YITSKHOK
SADIN (ISAAC SODDEN) (April 30, 1897-October 27, 1981)
He was born in Ponevezh
(Panevėžys), Lithuania, into a rabbinical family. He attended religious elementary school and
yeshivas, and he studied with private tutors. In 1914 he came to the United States, studied
in the yeshiva of Rabbi Yitskhok Elchonon in New York, from whence he
received ordination into the rabbinate.
From 1917 he served as rabbi in a variety of congregations in New York
and Wooster, Massachusetts. He was a
member of principal leadership of Agudat Harabanim (Union of Orthodox rabbis)

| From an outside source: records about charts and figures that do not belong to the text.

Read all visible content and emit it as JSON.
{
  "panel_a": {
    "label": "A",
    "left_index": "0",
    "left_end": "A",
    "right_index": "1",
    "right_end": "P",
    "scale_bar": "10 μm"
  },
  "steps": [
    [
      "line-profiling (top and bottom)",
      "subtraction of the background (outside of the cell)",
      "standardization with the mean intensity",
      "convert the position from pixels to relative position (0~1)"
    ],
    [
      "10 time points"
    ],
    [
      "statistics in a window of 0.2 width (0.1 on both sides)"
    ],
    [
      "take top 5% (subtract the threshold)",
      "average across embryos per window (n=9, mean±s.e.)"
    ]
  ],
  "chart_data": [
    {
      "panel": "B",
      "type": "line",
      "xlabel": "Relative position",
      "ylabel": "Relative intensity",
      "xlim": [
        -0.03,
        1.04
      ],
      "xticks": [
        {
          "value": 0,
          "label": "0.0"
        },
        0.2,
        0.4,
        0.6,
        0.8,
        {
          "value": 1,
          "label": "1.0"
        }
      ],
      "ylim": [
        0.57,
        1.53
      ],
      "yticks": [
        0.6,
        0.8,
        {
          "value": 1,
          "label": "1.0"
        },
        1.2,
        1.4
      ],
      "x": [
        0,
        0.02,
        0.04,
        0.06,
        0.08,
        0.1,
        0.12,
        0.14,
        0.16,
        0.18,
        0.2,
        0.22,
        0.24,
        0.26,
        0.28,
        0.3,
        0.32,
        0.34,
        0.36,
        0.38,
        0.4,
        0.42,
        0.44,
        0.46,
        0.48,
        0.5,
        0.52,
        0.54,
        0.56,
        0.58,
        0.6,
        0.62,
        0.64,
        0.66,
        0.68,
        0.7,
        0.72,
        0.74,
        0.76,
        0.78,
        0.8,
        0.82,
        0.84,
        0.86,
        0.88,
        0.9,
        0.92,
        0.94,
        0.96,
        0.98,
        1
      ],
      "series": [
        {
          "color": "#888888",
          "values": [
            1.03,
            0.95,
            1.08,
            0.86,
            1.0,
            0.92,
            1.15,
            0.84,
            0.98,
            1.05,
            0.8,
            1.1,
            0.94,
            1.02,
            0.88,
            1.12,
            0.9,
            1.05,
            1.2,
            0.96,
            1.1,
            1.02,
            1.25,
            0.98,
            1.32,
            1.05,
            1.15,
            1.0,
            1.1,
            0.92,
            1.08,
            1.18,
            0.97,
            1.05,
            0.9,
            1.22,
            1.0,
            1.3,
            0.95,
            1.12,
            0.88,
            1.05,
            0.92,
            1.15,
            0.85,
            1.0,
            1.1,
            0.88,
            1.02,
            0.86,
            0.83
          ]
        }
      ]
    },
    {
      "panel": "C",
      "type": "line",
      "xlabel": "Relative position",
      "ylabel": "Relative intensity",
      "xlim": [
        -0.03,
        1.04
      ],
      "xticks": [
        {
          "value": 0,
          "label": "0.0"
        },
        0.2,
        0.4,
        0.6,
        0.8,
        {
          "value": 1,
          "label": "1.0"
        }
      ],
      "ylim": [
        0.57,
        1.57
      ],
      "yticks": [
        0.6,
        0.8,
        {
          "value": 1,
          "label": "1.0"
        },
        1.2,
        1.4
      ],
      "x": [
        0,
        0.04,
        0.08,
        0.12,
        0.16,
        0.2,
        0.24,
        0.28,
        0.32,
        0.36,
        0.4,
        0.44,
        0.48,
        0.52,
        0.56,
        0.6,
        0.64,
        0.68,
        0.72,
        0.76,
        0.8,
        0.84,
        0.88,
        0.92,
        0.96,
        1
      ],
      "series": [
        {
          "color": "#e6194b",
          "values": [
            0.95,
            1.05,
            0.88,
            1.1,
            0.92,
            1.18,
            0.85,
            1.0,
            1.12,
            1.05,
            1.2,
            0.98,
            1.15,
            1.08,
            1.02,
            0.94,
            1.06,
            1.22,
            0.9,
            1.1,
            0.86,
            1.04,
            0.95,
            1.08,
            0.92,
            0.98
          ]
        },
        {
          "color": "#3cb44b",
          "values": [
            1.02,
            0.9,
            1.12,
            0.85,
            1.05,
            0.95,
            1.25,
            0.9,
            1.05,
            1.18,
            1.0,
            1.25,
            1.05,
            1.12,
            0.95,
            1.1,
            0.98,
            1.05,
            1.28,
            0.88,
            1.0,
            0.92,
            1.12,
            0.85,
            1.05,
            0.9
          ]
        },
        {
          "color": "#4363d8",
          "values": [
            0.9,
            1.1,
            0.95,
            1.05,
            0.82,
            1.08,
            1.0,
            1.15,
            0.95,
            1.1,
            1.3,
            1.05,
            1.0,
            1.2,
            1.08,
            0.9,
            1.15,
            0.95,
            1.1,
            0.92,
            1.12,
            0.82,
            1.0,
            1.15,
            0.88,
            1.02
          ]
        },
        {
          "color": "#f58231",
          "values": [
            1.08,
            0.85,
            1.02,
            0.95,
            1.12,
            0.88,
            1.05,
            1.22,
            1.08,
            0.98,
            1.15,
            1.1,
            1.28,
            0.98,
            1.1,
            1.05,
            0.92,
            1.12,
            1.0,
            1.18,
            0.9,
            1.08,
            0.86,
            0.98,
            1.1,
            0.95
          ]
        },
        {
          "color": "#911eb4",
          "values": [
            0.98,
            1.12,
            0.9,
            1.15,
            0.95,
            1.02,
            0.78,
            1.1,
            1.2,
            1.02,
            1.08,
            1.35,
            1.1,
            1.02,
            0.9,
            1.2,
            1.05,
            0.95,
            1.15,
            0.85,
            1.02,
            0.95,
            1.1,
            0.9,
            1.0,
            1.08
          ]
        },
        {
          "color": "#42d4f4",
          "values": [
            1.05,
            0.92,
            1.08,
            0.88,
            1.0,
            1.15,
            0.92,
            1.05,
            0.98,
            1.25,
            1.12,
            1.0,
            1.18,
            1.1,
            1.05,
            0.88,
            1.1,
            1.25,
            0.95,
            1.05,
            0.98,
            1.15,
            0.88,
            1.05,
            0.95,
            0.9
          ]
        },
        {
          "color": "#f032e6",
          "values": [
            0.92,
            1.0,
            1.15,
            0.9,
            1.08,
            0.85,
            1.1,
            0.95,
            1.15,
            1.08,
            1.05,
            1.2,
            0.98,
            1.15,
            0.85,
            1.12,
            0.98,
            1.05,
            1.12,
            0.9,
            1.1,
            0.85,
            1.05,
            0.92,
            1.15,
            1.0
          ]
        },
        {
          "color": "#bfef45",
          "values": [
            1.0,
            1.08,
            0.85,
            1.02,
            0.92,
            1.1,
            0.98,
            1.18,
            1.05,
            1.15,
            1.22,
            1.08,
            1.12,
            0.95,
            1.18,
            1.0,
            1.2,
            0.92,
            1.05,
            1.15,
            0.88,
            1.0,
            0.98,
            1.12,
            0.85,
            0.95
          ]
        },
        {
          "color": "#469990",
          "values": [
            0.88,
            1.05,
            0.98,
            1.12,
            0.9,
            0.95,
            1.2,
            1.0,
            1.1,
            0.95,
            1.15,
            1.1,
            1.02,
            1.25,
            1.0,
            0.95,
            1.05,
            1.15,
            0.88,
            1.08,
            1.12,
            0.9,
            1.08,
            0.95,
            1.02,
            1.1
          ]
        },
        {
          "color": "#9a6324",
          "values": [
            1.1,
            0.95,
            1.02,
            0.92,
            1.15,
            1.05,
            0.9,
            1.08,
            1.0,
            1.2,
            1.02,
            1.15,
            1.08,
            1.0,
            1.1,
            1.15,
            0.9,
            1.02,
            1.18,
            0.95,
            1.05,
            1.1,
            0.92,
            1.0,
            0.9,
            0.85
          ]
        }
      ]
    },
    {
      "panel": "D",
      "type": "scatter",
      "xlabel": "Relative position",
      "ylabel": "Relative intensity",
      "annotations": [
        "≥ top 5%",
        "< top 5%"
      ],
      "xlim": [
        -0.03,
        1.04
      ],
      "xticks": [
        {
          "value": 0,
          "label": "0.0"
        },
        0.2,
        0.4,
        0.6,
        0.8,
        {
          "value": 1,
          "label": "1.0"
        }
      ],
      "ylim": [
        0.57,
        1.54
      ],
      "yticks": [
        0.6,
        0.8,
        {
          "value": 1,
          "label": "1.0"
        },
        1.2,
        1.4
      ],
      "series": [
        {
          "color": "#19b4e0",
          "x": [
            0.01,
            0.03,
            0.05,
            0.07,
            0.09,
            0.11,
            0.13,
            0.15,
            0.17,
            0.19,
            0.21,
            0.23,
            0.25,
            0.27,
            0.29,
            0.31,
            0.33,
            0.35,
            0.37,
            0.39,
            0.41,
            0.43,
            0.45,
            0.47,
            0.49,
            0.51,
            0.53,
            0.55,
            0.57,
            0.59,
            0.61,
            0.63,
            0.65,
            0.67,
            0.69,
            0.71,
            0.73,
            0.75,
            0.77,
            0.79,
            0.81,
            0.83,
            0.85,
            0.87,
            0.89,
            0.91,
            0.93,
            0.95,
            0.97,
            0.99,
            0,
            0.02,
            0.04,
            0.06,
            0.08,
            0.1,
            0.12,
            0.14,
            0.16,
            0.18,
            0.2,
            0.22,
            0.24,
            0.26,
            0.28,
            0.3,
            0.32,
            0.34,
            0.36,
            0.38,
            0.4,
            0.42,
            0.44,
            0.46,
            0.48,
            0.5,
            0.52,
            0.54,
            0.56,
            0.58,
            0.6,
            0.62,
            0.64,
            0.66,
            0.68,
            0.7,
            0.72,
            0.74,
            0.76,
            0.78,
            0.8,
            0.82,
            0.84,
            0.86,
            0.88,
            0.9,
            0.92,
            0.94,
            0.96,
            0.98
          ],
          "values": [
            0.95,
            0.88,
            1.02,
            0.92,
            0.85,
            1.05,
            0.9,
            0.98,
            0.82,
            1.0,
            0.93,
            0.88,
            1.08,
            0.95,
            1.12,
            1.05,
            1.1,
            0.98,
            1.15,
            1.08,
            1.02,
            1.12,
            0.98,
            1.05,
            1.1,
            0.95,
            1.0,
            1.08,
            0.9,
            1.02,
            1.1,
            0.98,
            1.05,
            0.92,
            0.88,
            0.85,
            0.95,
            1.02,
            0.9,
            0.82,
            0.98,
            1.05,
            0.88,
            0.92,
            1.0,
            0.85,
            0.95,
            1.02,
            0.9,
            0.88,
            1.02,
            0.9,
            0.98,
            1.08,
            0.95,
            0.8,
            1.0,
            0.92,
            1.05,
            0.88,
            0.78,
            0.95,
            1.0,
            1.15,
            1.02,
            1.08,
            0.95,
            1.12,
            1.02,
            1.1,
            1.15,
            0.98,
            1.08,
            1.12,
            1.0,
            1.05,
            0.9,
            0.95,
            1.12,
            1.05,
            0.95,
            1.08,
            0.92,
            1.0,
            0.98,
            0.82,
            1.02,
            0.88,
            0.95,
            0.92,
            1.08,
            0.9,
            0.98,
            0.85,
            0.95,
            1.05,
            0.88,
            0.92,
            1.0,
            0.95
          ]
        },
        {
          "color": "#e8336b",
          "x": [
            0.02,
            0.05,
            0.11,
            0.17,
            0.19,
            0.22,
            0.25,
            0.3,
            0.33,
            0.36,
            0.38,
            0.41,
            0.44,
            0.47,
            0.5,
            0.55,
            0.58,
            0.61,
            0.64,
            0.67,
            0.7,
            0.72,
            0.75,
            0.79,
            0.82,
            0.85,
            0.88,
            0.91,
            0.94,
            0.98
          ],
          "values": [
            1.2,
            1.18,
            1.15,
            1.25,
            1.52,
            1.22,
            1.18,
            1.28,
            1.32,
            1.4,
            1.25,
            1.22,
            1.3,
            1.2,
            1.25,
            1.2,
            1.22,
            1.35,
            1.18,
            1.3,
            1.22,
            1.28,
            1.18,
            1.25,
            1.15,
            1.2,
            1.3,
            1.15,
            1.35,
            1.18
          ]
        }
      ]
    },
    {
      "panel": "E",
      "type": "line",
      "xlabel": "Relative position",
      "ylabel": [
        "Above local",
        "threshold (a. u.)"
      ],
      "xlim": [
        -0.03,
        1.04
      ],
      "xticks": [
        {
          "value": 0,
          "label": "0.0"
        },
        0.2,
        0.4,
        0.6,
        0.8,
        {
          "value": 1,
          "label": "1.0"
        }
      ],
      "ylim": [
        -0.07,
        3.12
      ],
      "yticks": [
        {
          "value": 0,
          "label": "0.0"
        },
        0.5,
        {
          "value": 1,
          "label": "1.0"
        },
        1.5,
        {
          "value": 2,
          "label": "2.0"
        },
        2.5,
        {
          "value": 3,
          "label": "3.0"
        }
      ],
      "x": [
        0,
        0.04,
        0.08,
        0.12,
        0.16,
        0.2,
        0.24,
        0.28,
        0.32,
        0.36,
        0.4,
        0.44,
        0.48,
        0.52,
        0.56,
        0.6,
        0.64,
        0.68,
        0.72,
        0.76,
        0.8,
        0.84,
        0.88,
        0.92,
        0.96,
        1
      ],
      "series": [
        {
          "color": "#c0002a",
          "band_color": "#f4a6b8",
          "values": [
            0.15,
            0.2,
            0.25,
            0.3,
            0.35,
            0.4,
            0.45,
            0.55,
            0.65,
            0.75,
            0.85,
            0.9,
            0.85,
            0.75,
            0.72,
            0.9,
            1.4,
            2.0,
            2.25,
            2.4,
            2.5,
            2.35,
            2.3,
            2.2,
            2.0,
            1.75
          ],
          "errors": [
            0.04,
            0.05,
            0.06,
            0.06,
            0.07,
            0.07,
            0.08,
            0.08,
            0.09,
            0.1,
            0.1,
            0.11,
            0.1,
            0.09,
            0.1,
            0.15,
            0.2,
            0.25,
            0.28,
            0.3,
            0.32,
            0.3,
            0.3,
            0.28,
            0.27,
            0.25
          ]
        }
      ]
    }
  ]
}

in America and the director of Mizrachi in New York. He contributed in Hebrew to: Hapardes (The orchard), Hamesila (The roadway), Hayehudi (The Jew), Or hamizraḥi (Light of the
east), and other serials in New York. In
book form: Droshes yitskhok
sadin (Sermons of Yitsḥak
Sadin) (New York, 1918), 51 pp.; Toldot
yitsḥak (The offspring of Isaac) (New York, 1924),
152 pp. in Hebrew and 91 pp. in Yiddish; Habar
mitsva shel Yaakov (The bar mitzvah of Jacob) (New York, 1933), 32 pp. He died in New York.
Sources:
Asher Z. Rand, Toldot anshe shem
(Stories of famous people) (New York, 1950), p. 88; Bet eked sefarim.